I'm sorry for any confusion, but "Porfiromycin" does not seem to have a widely accepted or established medical definition. The term "porfiromycin" is not listed in standard medical references such as the American Medical Association (AMA) Manual of Style, the United States National Library of Medicine's controlled vocabulary thesaurus MeSH (Medical Subject Headings), or the World Health Organization's (WHO) International Classification of Diseases (ICD).
It is possible that "porfiromycin" might refer to a specific chemical compound, but without more context, it is difficult to provide a precise definition. If you could provide additional information about where you encountered this term or the context in which it was used, I would be happy to help you further interpret and understand it.

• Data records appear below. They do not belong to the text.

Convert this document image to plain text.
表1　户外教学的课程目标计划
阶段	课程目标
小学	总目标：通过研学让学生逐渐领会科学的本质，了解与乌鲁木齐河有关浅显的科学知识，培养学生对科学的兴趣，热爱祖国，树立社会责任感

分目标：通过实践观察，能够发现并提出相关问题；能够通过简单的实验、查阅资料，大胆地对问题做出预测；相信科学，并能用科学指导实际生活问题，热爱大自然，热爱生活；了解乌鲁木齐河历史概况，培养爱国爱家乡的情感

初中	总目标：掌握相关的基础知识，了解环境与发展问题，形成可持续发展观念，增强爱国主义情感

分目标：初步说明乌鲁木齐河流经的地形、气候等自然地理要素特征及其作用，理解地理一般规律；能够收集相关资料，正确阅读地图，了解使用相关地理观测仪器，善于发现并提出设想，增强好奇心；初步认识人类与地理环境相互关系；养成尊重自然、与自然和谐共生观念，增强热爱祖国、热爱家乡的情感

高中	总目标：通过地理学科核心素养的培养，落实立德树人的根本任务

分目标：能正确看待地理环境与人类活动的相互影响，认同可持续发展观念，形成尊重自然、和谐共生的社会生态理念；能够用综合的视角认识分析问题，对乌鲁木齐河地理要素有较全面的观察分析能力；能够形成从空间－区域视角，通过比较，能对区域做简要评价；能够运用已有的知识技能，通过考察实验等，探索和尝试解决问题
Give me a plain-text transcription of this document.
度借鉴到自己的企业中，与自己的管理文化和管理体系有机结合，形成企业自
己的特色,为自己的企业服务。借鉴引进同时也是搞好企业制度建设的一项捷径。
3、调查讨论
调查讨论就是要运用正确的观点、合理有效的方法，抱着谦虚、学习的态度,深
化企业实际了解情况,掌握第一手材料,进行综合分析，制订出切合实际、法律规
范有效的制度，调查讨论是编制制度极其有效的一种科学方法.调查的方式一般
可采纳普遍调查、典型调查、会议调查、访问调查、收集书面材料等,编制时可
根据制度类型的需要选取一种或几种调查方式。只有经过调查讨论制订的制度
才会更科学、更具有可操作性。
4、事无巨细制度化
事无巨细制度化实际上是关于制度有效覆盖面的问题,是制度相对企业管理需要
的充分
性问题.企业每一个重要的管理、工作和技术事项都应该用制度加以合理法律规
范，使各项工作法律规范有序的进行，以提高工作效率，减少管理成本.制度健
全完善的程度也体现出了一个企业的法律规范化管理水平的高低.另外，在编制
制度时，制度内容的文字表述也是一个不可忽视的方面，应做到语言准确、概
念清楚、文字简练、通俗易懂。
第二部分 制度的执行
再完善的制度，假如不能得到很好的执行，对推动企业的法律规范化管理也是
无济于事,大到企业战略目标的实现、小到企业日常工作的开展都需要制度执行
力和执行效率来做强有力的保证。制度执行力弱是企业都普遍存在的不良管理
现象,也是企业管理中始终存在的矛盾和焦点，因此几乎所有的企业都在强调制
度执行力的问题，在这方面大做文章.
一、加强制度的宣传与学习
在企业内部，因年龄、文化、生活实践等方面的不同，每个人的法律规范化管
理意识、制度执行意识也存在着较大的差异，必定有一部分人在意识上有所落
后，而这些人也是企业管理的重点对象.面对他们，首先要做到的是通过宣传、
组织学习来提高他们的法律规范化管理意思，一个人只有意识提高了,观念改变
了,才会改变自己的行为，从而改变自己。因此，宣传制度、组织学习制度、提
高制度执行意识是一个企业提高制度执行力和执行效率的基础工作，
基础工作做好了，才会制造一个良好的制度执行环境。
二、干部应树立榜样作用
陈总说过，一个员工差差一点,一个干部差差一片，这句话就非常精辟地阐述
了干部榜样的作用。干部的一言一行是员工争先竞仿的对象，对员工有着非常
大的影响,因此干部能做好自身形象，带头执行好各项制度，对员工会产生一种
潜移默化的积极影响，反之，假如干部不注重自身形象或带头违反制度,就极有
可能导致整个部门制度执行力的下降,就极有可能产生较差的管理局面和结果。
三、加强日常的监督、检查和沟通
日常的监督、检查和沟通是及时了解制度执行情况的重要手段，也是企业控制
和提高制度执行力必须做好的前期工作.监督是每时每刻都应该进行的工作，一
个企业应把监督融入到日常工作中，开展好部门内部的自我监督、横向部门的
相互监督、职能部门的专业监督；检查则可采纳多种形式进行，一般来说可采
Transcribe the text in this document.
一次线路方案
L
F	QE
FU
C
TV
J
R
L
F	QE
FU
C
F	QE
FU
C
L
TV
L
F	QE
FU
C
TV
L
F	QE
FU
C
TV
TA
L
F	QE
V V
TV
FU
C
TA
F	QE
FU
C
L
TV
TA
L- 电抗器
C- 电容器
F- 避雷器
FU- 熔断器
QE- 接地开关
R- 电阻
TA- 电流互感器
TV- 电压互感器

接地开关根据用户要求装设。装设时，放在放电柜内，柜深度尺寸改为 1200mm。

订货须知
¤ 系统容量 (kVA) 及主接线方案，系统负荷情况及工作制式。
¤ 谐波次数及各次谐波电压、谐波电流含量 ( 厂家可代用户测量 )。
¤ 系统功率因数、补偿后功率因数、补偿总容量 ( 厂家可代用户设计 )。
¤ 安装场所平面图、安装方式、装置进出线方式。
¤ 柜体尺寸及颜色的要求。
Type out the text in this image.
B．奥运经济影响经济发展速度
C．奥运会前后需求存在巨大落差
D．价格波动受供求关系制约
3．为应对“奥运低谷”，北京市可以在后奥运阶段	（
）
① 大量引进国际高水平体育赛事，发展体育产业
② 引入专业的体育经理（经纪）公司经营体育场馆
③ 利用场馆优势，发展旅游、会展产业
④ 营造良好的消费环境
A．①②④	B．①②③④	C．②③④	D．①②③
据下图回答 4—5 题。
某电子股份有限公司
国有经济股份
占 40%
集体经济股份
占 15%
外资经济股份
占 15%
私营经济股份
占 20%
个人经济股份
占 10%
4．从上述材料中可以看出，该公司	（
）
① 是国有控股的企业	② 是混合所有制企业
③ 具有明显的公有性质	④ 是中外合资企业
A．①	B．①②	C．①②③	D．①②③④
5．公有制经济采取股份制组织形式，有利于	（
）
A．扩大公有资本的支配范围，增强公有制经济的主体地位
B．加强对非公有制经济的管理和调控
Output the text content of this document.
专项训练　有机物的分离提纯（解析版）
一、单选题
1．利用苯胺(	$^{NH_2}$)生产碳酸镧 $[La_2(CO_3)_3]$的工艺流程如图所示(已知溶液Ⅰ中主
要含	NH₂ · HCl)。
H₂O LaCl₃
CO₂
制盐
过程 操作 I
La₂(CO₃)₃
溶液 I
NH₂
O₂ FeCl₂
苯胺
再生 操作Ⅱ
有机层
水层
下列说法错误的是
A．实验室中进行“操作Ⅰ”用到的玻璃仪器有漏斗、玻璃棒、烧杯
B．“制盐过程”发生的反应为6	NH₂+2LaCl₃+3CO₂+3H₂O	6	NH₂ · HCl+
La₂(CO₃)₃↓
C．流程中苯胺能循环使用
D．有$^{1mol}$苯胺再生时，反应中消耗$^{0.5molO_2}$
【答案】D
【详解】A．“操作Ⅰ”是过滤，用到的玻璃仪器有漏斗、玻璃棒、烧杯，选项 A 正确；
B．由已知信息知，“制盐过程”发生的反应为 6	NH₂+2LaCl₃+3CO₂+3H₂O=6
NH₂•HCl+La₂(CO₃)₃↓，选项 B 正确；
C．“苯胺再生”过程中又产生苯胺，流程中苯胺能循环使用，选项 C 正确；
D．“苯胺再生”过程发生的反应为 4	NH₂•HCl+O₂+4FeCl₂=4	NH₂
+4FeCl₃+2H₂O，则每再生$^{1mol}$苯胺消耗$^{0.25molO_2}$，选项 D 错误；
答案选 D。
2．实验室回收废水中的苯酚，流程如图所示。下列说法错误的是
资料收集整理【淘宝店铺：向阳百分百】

Mitomycin is an antineoplastic antibiotic derived from Streptomyces caespitosus. It is primarily used in cancer chemotherapy, particularly in the treatment of various carcinomas including gastrointestinal tract malignancies and breast cancer. Mitomycin works by forming cross-links in DNA, thereby inhibiting its replication and transcription, which ultimately leads to cell death.
In addition to its systemic use, mitomycin is also used topically in ophthalmology for the treatment of certain eye conditions such as glaucoma and various ocular surface disorders. The topical application of mitomycin can help reduce scarring and fibrosis by inhibiting the proliferation of fibroblasts.
It's important to note that mitomycin has a narrow therapeutic index, meaning there is only a small range between an effective dose and a toxic one. Therefore, its use should be closely monitored to minimize side effects, which can include myelosuppression, mucositis, alopecia, and potential secondary malignancies.